María, después de haberse quedado cuatro horas oculta en la gruta lateral,
volvió a la del pesebre con el Niño Jesús. En la gruta del pesebre reina una
amable tranquilidad, pues nadie viene hasta este lugar y sólo los pastores están
en comunicación con ella. En la ciudad de Belén nadie se ocupa de lo que pasa en
la gruta, pues hay mucha gente, agitación y movimiento, por razón de los
forasteros. Se venden y matan muchos animales, porque algunos forasteros pagan
sus impuestos con ganado. Veo que hay también paganos como criados y servidores.

Por la mañana el dueño de la última posada adonde se habían alojado José y María
a pasar la noche, envió un criado a la gruta del pesebre con varios regalos. Él
mismo llegó más tarde para rendir homenaje al Niño Jesús. La noticia de la
aparición del ángel a los pastores del valle en el momento del Nacimiento de
Jesús, fue causa de que todos los pastores y gentes del valle oyeran hablar del
maravilloso Niño de la Promesa. Todos ellos acuden para honrarlo.

Hoy mismo varios pastores y otras buenas personas llegaron a la gruta del
Pesebre y honraron al Niño con mucha devoción.

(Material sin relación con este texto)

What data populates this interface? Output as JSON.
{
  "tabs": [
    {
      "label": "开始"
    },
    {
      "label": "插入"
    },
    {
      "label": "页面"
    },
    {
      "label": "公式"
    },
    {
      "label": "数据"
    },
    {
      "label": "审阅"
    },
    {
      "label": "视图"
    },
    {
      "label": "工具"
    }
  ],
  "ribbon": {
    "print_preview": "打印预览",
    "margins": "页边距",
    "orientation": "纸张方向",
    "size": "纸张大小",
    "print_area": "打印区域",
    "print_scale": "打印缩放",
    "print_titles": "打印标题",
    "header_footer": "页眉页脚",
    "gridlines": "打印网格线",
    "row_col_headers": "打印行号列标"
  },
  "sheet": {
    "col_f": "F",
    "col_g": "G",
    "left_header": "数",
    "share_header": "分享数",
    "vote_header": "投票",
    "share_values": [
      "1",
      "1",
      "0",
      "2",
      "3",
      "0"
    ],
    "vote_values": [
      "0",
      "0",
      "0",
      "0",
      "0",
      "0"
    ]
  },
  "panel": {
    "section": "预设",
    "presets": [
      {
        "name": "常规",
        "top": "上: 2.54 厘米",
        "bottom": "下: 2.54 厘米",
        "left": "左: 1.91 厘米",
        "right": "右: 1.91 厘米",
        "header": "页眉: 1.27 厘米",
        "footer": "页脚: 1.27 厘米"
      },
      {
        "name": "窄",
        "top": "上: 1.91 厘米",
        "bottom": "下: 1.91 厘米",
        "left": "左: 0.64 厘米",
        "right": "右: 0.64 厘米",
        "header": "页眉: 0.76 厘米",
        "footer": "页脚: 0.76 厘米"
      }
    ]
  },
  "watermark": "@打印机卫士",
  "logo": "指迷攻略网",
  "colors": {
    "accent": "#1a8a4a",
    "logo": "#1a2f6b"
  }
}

Llevaban trajes de fiesta porque
iban a Belén para la solemnidad del sábado. Entre estos visitantes vi a aquella
mujer que el 20 de Noviembre había compensado la grosería de su marido con la
Santa Familia, ofreciéndole hospitalidad. Hubiera podido ir más fácilmente a
Jerusalén, porque está más cerca, para la fiesta del sábado, pero quiso hacer un
rodeo más largo para ir a Belén y ver al Niño Santo y a sus padres. Sintióse
después muy feliz por haberles ofrecido esta prueba de su afecto.

Por la tarde vi a un pariente de José, al lado de cuya casa la Sagrada Familia
había pasado la noche del 22 de Noviembre: ahora venía al pesebre para ver y
saludar al Niño. Este hombre era el padre de Jonadab, el cual, en la hora de la
crucifixión, llevó a Jesús un lienzo para que se cubriera con él.

Supo que José había pasado cerca de su casa y había oído hablar de los hechos
maravillosos que acontecieron en el Nacimiento del Niño y teniendo que ir a
Belén para el sábado, llegó hasta la gruta trayendo algunos regalos. Saludó a
María y rindió homenaje al Niño. José lo recibió amistosamente, pero no quiso
aceptar de él nada y sólo le pidió prestado algún dinero dándole en garantía la
borriquilla a condición de recuperarla al devolverle el dinero. José necesitaba
ese dinero para emplearlo en los regalos que debía hacer en la ceremonia de la
circuncisión y en la comida que habría de ofrecer.